One of my daily stops on this wild web is my recent activity page on flickr where I can see which photos I’ve posted that people have commented on. Recently I was talking with a few friends about the different uses of flickr, some people use it as a showcase for their best photography and others use it as a bit of a window into their lives. I fit in the latter category, and so it’s interesting for me to see what people think about what I saw or noticed enough to put online. Yesterday there was a new holiday wish posted on this photo:
It was an innocent enough comment, but I really wasn’t something I was expecting. Not so much the comment, but seeing that photo. You see, that photo isn’t recent. It’s from last year, Christmas eve on 2006. I’m not really sure where I’m headed with this post so if it seems scattered please forgive me. For whatever reason I’ve never been a huge fan of Christmas. I mean, I appreciate the concept of what it all stands for but it always struck me as the kind of thing people should just be doing all year around, not just on one day at the end of the year. Plus for the majority of my life the entire holiday season was filled with some kind of family related stress. This wasn’t anyone’s fault, and I don’t mean to sound like I’m complaining because I know everyone always had the best intention but there’s something about being worried if you bought someone the right gift so as not to hurt their feelings, how to react if someone didn’t buy you the right gift so as not to hurt their feelings, how to react if someone bought you a gift which tells you very clearly they don’t know who you are at all so as not to hurt their feelings, who to spend what time with so as not to hurt their feelings? See the theme here? Rather than just relaxing and enjoying friends and family this time of year has traditionally been, for me at least, a lot of juggling so as not to hurt other peoples feelings. The cliche about needed a vacation after a vacation was never more true than when I’d return from Christmas holidays. Plus all the drama about the consumerism of it – are you buying gifts for everyone you should be, are those gifts in the right price range, what about people you bought gifts for last year but haven’t seen since, is it rude to not spend money on them this year. It goes on and on. I couldn’t wait for it to be over, really.
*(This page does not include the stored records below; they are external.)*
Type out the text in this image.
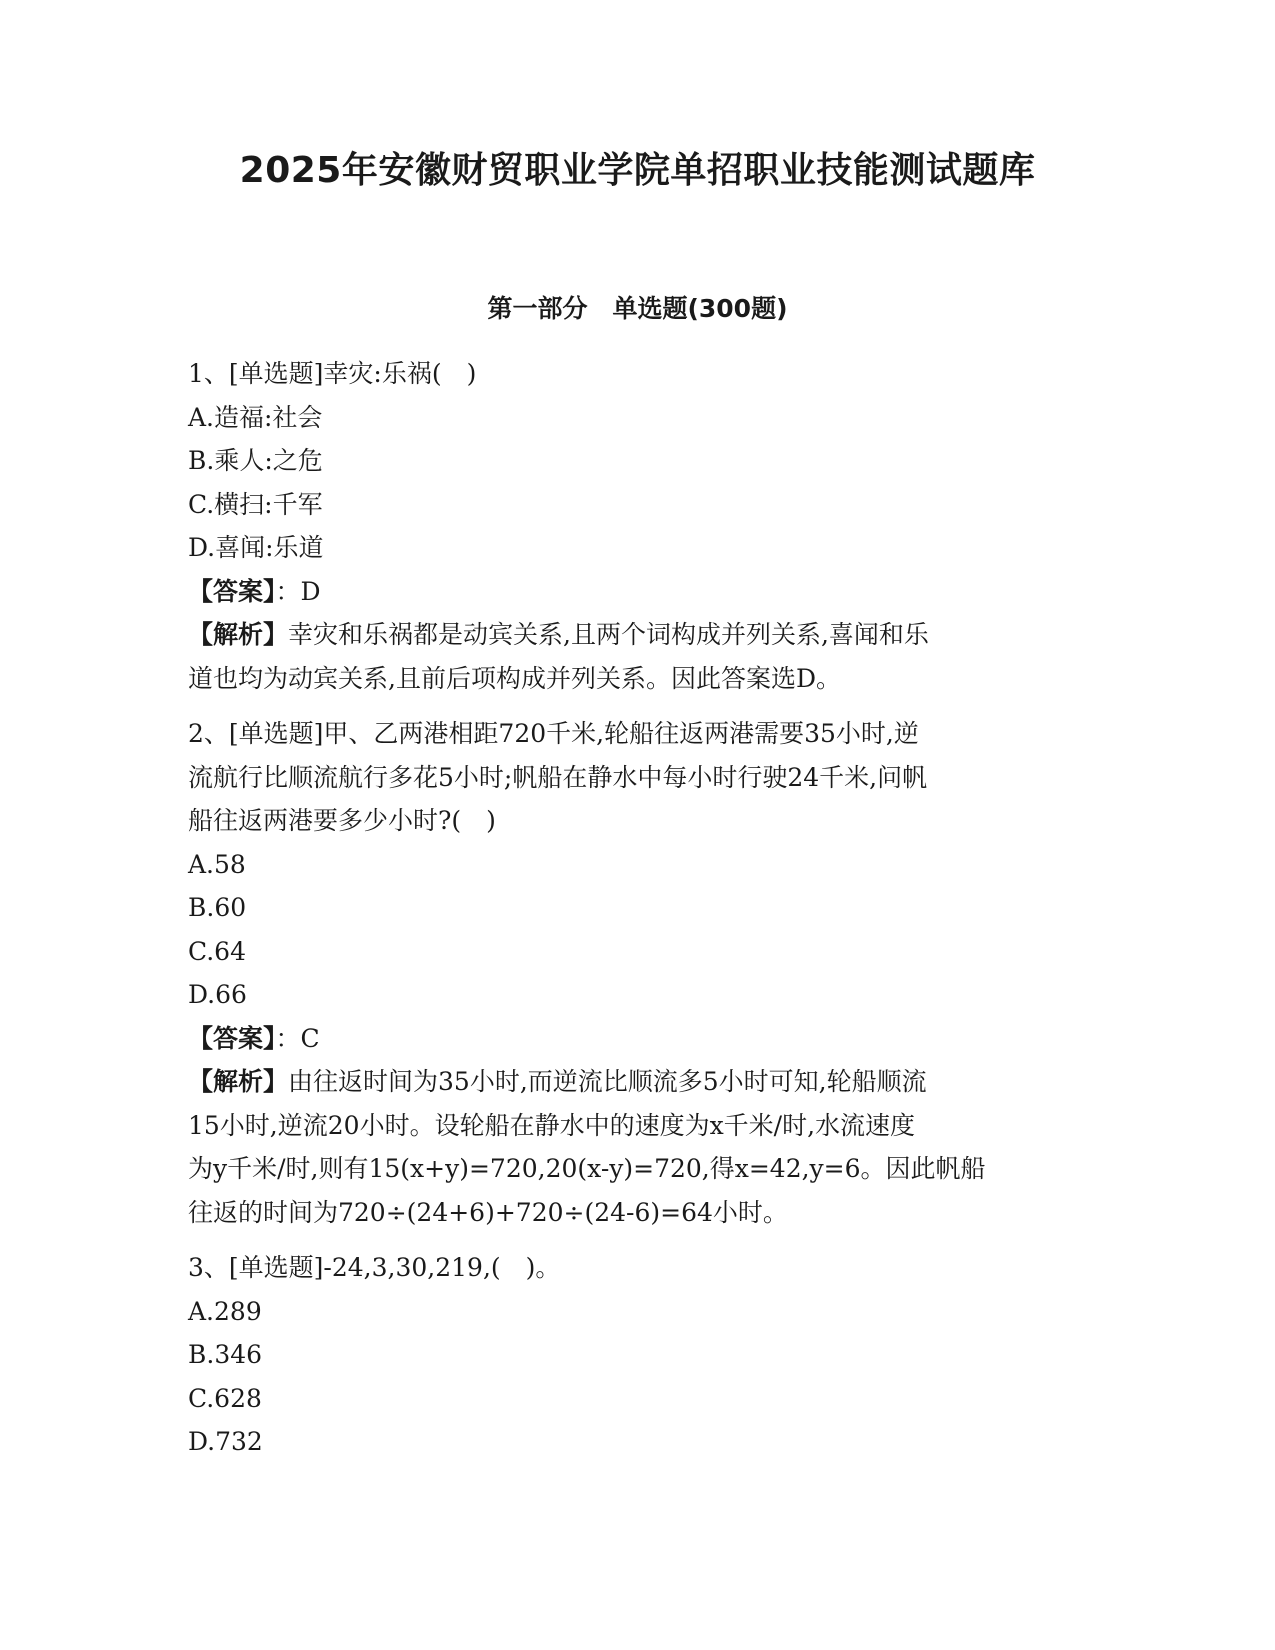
2025年安徽财贸职业学院单招职业技能测试题库
第一部分　单选题(300题)
1、[单选题]幸灾:乐祸(　)
A.造福:社会
B.乘人:之危
C.横扫:千军
D.喜闻:乐道
【答案】：D
【解析】幸灾和乐祸都是动宾关系,且两个词构成并列关系,喜闻和乐
道也均为动宾关系,且前后项构成并列关系。因此答案选D。
2、[单选题]甲、乙两港相距720千米,轮船往返两港需要35小时,逆
流航行比顺流航行多花5小时;帆船在静水中每小时行驶24千米,问帆
船往返两港要多少小时?(　)
A.58
B.60
C.64
D.66
【答案】：C
【解析】由往返时间为35小时,而逆流比顺流多5小时可知,轮船顺流
15小时,逆流20小时。设轮船在静水中的速度为x千米/时,水流速度
为y千米/时,则有15(x+y)=720,20(x-y)=720,得x=42,y=6。因此帆船
往返的时间为720÷(24+6)+720÷(24-6)=64小时。
3、[单选题]-24,3,30,219,(　)。
A.289
B.346
C.628
D.732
This continued for a bit after I got married as well because even though we were always trying to make the season less stressful there was always the struggle about which family to spend what time with. The last few years seemed much better than the earlier ones, but I still had that lingering feeling I wasn’t living up to someone else’s expectations. In 2006 Caryn and I decided that it was time for something new. Rather than trying to fit into everyone else’s holiday traditions we were going to start our own. We didn’t go to Florida to see family but instead had our first Christmas in Los Angeles, the plan was for it to be the first of many more to come. Of course, it turned out to be the last we’d ever spend together, but we didn’t know it at the time. At least not consciously. I didn’t anyway, and I guess it’s pretty useless to try and figure out what anyone else is or isn’t thinking/feeling at any given time. All you really know is what you feel and when I took that photo I was pretty damn happy and hopeful. I don’t know what I thought it signified, but it made me smile.
This year doesn’t feel like Christmas at all. I’ve got none of the associations I’ve had my entire life. I’m in Europe for one thing, there is no family closer than a transatlantic flight, and I’m surrounded mostly by people I’ve known less than a month. The friends I have here that I’ve known for much longer I’ve never spent holidays with so I don’t associate them with this time of year. Even the decorations all over the city haven’t swayed me. I find myself turning to the internet to try and connect with the family I’ve created for myself, my friends. Only they aren’t feeling it either. One post after another tells me this. I’m not trying to be emo or all “woe is me” or anything, it’s just a really weird thing I’m feeling this year compared to the really weird thing I usually feel every other year. I’m not particularly unhappy even, maybe even just realizing with one more thing it’s important to enjoy and appreciate what you have and where you are right now, because you never know what will change by tomorrow. And maybe, do it all year long not just wait for some fucking Hallmark card to give you permission once or twice a year.